Maybe not, says Jevin West, assistant professor in the Information School at the University of Washington. Together with theoretical and evolutionary biologist Carl Bergstrom, the two have put together a popular course for undergrads about ‘calling bullshit’ in the age of big data.
“Graphs and charts are everywhere,” says West. “Unfortunately, not all organizations that produce them conform to the same degree of quality — which is why we need to be vigilant.”

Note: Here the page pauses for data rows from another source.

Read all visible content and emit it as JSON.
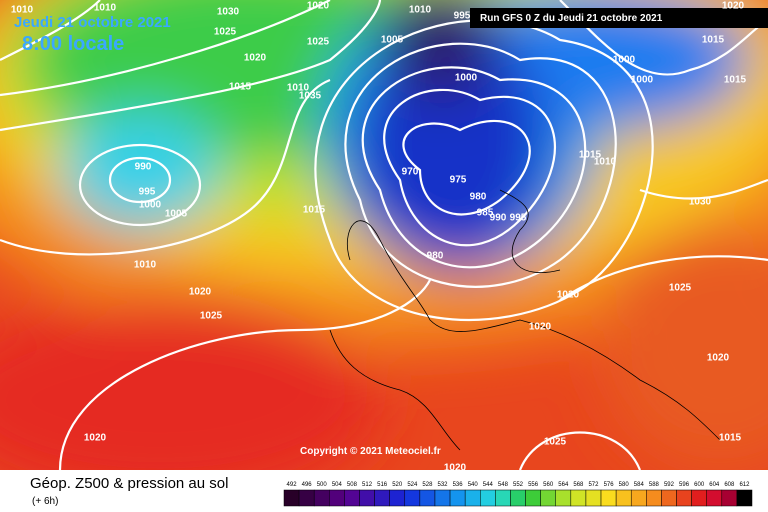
{
  "header": {
    "date": "Jeudi 21 octobre 2021",
    "time": "8:00 locale",
    "run": "Run GFS 0 Z du Jeudi 21 octobre 2021"
  },
  "copyright": "Copyright © 2021 Meteociel.fr",
  "footer": {
    "title": "Géop. Z500 & pression au sol",
    "lead": "(+ 6h)"
  },
  "scale": {
    "labels": [
      492,
      496,
      500,
      504,
      508,
      512,
      516,
      520,
      524,
      528,
      532,
      536,
      540,
      544,
      548,
      552,
      556,
      560,
      564,
      568,
      572,
      576,
      580,
      584,
      588,
      592,
      596,
      600,
      604,
      608,
      612
    ]
  },
  "isobars": [
    1010,
    1010,
    1030,
    1025,
    1020,
    995,
    1010,
    1005,
    1025,
    1020,
    1015,
    1010,
    1035,
    1000,
    1020,
    1015,
    1000,
    1000,
    1015,
    1015,
    1010,
    990,
    995,
    1000,
    1005,
    970,
    975,
    980,
    985,
    990,
    995,
    1015,
    1030,
    980,
    1010,
    1020,
    1025,
    1020,
    1025,
    1020,
    1020,
    1020,
    1025,
    1015,
    1020
  ]
}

The big data movement has intensified the quantification of our world, from hiring new employees to predicting the next big box office hit. Numbers carry a veneer of authority that are questioned less than they should be.
“I believe in the power of big data,” says West. “But I think that it has been oversold the last several years.”
Seduced by the idea that bigger always equals better, we tend to assume that big data has fewer quality issues. In reality, some systematic errors, such as sampling bias, are magnified as the sample size grows.
And big data’s massive nature actually encourages seeing patterns where none exist because the sheer number of data points offers the possibility of connection in nearly infinite directions. Analysts can sort through the pile and pick the statistics that confirm their beliefs and ignore the rest.
Technological advances and changes in publishing have made it possible for nearly everyone — not just scientists — to produce, organize, and share large quantities of data without the gates of peer review and editorial selection.
“Thousands of start-up companies want you to believe they can solve any question, at any scale, and in sub-zero time,” says West. “We want the public to be a little more skeptical.”
No one is immune
Like others in the scientific community, Bergstrom and West have developed their critical thinking about data through years of training. But even they can make mistakes.
“BS in the research community is a HUGE problem,” says West. “Researchers are humans and therefore governed by the same incentives and reward structures as the general public. We can all fall prey to confirmation bias, even well-trained scientists.”
They point to a 2016 study that claims to have developed algorithms that can distinguish criminals from non-criminals using only a headshot photograph.
In an analysis used in their course, Bergstrom and West point out several places where the study went astray, including a potentially biased training set for the neural network, derived from the sourcing of the photographs.
“You don’t need to know all the details of a fancy machine learning algorithm. Much of the time, all one needs is common sense to ascertain the plausibility of results,” says West.
Being our own gatekeepers
So how do we keep from being overwhelmed by numbers and bamboozled by fancy graphic?
West suggests that one way to keep data honest is to combine big data methods with qualitative work. Viewing the wealth of big data at our fingertips not as a substitute but as a supplement to traditional analysis is the first step in avoiding big data hubris.
The other is vigilance.
“The scientific literature is too vast for any one individual to be an expert in everything,” says West. “So we must continue to be skeptical of data, and try to break it with different interrogations.”
Remember, if something sounds too good to be true, it probably is.